Well, I don't think it has had a material impact on our business to date. We, like all companies, are monitoring the evolving market dynamics and the situation very closely. I can tell you that we don't speculate or comment on the situation until we know all the facts and things become more definitive. We continue to assess the actions that are announced and we go to work on making the best outcomes for our customers and our shareholders. And we work with the U.S. administration, make sure they understand our point of view on suggested changes. But our supply chain team and our go-to-market team and all areas of our business, including our board ecosystem of suppliers, customers and partners, work together to take any change and turn it to opportunity. And just we'll monitor the situation and evolve it as necessary.
Just to be clear, our guidance does include the impact of tariffs in place, which, as Dion said, are not material to us. We have not included any potential impact from new tariffs being contemplated.

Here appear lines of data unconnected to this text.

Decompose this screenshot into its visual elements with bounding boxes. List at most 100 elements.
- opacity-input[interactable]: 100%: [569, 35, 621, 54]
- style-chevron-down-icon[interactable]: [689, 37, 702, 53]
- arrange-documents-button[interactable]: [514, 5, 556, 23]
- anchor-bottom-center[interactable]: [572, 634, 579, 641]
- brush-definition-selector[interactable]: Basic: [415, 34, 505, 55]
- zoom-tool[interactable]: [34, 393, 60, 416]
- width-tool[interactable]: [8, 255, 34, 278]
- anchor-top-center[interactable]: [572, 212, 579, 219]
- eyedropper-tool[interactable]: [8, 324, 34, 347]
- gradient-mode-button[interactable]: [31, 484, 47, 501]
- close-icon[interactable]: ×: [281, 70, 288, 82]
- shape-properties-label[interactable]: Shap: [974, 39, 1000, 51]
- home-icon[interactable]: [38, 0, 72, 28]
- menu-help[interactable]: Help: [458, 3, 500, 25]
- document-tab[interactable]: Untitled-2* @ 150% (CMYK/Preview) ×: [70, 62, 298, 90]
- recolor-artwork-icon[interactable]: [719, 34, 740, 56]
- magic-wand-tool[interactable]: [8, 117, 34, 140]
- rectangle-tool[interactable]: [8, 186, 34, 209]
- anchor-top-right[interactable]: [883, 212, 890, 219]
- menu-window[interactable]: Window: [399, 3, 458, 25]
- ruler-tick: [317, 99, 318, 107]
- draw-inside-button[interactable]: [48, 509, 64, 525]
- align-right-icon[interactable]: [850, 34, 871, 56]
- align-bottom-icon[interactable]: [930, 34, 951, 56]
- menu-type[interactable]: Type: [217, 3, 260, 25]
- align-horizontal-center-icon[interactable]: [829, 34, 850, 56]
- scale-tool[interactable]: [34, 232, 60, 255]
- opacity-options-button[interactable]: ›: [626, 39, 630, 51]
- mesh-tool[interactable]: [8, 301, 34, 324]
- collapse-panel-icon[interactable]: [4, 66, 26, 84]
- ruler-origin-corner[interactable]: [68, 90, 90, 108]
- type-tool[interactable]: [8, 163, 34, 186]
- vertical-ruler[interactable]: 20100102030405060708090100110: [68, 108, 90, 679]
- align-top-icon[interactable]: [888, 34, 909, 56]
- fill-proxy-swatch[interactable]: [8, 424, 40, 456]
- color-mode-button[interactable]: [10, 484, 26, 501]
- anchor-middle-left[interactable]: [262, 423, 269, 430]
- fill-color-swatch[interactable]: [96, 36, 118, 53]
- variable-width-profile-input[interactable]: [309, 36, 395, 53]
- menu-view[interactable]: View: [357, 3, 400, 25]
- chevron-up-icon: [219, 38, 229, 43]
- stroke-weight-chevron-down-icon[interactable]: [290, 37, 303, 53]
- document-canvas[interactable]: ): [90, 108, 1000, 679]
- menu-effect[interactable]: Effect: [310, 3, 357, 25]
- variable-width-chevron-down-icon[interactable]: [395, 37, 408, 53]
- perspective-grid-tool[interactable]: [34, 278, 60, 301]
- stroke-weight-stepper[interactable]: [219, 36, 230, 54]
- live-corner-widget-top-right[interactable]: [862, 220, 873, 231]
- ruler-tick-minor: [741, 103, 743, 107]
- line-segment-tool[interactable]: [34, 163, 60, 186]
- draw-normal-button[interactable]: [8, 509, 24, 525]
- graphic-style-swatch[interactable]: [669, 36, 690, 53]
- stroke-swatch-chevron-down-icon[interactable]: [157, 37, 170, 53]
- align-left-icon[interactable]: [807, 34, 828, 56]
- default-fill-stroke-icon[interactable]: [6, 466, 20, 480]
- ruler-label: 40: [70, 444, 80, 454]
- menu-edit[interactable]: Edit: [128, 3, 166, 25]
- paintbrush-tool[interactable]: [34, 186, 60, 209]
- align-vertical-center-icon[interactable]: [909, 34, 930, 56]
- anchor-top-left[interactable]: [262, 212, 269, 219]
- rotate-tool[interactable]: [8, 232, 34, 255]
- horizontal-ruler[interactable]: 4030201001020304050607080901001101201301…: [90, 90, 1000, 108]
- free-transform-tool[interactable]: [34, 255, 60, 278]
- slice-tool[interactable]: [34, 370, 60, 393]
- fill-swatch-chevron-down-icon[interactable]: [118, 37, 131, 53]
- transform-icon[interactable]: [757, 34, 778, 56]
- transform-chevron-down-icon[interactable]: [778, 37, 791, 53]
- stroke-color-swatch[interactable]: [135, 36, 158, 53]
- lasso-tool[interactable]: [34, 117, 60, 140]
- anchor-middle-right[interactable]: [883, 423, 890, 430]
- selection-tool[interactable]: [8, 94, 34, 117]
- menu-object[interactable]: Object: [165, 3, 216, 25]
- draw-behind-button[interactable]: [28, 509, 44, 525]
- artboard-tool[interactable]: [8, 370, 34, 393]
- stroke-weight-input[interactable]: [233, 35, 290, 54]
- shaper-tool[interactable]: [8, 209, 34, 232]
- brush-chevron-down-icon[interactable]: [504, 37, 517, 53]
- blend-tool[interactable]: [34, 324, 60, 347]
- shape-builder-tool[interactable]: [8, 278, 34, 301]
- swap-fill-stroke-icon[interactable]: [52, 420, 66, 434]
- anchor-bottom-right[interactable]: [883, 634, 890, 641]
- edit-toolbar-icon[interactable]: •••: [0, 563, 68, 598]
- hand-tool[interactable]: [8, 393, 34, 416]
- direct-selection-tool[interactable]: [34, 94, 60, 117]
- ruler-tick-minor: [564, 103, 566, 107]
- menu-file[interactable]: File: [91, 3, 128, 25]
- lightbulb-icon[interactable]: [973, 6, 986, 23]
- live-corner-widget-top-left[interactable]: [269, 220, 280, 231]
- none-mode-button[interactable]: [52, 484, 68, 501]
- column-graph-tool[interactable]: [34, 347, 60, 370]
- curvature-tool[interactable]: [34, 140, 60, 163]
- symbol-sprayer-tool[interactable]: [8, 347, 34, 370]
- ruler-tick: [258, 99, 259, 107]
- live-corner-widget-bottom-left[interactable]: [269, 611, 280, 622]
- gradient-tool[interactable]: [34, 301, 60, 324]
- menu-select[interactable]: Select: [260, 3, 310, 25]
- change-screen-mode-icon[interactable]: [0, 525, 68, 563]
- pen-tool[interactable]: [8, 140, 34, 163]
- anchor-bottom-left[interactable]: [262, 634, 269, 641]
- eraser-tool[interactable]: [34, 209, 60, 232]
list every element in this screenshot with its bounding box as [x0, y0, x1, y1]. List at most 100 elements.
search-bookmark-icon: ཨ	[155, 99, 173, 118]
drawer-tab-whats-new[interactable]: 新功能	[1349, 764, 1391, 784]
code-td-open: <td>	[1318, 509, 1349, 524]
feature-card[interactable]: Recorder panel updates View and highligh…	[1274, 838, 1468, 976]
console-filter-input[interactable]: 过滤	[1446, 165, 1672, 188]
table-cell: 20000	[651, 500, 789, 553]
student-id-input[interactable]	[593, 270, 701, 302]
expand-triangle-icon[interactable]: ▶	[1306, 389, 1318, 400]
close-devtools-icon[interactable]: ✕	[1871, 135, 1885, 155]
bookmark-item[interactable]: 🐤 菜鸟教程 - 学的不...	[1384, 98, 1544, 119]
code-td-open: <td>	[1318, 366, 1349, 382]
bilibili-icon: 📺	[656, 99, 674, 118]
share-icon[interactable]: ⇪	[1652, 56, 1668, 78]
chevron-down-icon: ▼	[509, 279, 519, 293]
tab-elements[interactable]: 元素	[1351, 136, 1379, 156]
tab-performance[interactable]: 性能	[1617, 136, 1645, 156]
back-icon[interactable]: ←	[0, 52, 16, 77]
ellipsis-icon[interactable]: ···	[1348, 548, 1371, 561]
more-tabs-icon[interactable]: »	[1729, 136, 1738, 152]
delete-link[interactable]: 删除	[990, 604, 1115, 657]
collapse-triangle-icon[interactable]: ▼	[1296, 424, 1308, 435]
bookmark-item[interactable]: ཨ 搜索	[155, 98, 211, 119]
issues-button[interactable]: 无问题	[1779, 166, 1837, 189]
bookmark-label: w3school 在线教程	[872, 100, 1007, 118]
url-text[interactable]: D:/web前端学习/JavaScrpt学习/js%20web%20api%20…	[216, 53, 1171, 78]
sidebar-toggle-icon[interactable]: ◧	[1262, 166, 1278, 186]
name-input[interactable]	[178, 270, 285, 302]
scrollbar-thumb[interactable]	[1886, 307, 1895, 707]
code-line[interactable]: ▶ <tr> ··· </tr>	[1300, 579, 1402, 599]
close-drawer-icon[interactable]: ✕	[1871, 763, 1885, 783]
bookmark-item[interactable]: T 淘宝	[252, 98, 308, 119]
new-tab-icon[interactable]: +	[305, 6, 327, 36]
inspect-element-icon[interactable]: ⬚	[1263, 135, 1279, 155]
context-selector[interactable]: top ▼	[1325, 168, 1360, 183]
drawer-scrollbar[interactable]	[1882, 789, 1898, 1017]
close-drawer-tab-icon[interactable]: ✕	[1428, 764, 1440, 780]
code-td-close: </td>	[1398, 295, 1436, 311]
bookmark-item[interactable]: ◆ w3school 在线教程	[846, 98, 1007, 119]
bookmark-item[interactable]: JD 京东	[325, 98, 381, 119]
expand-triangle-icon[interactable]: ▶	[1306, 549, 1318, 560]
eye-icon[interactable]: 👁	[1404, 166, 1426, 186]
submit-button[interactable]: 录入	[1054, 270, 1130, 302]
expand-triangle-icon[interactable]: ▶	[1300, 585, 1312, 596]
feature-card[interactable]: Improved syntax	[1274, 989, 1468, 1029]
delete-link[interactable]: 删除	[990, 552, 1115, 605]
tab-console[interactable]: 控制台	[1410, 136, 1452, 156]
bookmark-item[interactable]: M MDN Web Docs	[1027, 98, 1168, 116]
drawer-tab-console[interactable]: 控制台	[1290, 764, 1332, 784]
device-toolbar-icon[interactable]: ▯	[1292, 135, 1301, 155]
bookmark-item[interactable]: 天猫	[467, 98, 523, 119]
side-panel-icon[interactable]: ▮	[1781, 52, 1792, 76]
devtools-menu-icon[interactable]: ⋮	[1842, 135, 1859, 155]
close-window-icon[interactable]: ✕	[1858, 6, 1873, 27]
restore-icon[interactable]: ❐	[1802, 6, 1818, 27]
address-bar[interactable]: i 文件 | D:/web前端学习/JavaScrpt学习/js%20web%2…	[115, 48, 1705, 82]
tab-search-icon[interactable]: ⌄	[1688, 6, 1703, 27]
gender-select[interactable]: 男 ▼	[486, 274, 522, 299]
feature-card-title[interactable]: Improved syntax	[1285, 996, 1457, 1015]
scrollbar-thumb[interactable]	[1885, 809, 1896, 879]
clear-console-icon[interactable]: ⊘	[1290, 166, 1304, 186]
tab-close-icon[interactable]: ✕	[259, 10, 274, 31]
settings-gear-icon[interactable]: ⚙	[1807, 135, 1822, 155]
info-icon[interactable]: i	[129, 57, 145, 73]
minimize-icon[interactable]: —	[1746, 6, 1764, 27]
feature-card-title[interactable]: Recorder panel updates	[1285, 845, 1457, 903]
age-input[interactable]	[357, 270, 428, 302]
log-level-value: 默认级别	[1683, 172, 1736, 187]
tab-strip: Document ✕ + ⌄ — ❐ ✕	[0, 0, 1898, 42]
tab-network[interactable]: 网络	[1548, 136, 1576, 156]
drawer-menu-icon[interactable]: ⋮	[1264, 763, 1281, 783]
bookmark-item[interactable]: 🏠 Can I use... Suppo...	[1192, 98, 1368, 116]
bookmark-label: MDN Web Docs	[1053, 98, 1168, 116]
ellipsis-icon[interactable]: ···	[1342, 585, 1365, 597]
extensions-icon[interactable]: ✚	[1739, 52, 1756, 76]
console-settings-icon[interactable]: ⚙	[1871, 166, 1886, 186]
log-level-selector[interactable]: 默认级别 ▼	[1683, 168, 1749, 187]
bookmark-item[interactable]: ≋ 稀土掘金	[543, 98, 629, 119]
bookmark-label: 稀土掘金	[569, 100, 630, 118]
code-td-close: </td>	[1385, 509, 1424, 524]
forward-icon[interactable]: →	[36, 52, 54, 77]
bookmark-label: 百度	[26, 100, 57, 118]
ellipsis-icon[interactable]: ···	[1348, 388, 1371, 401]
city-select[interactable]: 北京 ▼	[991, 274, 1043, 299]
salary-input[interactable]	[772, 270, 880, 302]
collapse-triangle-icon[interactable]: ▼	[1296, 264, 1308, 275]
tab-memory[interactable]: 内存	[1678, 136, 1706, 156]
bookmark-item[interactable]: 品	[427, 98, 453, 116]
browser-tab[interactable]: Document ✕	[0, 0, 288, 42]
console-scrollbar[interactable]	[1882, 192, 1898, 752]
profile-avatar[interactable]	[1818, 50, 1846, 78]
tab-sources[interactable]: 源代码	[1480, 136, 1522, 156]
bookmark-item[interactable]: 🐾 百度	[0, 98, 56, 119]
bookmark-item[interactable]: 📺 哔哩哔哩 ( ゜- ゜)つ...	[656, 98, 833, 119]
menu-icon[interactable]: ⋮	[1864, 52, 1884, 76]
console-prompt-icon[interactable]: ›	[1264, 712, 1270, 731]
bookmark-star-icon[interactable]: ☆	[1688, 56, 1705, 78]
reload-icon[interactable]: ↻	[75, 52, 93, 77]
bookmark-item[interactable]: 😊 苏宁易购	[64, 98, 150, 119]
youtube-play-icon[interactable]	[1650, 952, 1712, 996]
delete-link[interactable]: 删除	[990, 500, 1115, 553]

And the final questioner today will be Rod Hall with Goldman Sachs.
So I had a couple of questions. I guess, one is with regard to the Supplies growth rate. I know that S-Print's in there and driving some of that year-over-year growth, but just curious if you guys would comment on what the underlying kind of organic growth there is. And if you don't want to comment on that, maybe just give us an update on whether you're still thinking flat next year as a possible outcome or a probable outcome. And then I have a follow-up.
So we have been pretty predictive with what we call the 4-box model. And at the beginning of this year, Cathie outlined that we had expected from Q2 to Q4 that our Supplies would grow between 5% to 7% in constant currency, and that's actually exactly what we've been delivering. Within that 5% to 7% growth, that does incorporate legacy S-Print as well as HP Supplies. Given the fact that these businesses are integrated, our sales teams are selling SKUs and making trade-offs in the field, we do not have the ability to accurately break out what's inorganic versus organic, and that's why we put them together in our outlook. So we think forward to FY '19, we do have some headwinds. We do have some tailwinds, but we reflect on the 4-box model and what it's predicting. We have confidence that we will be flat to slightly up next year.
And I think what you should expect from us is that we will continue to focus on executing against our strategy, both in our core as well as our growth initiatives in this area, which take time to fully play out into the P&L as Steve's alluded to throughout the call. We'll be relentless in our focus on optimizing all levers we have to impact Supplies with the right balance to ensure predictive value over the long term. I, like Steve, also have a lot of confidence in the predictive value of our 4-box model, which is the basis for what we guided for the rest of FY '18 and '19.
So with that, I'd like to thank you all for taking the time to join us today. I'm really pleased with our Q3 performance. This quarter's another example of how we're delivering against our results by combining innovation with operational excellence. That said, we're never satisfied. Profitable growth will continue to be our priority as we move forward. Our strategy is working. The team is incredibly focused. And our commitment to our customers, partners, employees and investors has never been stronger. So overall, I think we're in a very strong position with our business and our reinvention journey remains confident in our strategy and our ability to grow. With that, I look forward to seeing you all at our Security Analyst Meeting on October 3 at the New York Stock Exchange in New York City. Thank you all.
Ladies and gentlemen, this concludes our call for today. Thank you for joining, and you may now disconnect.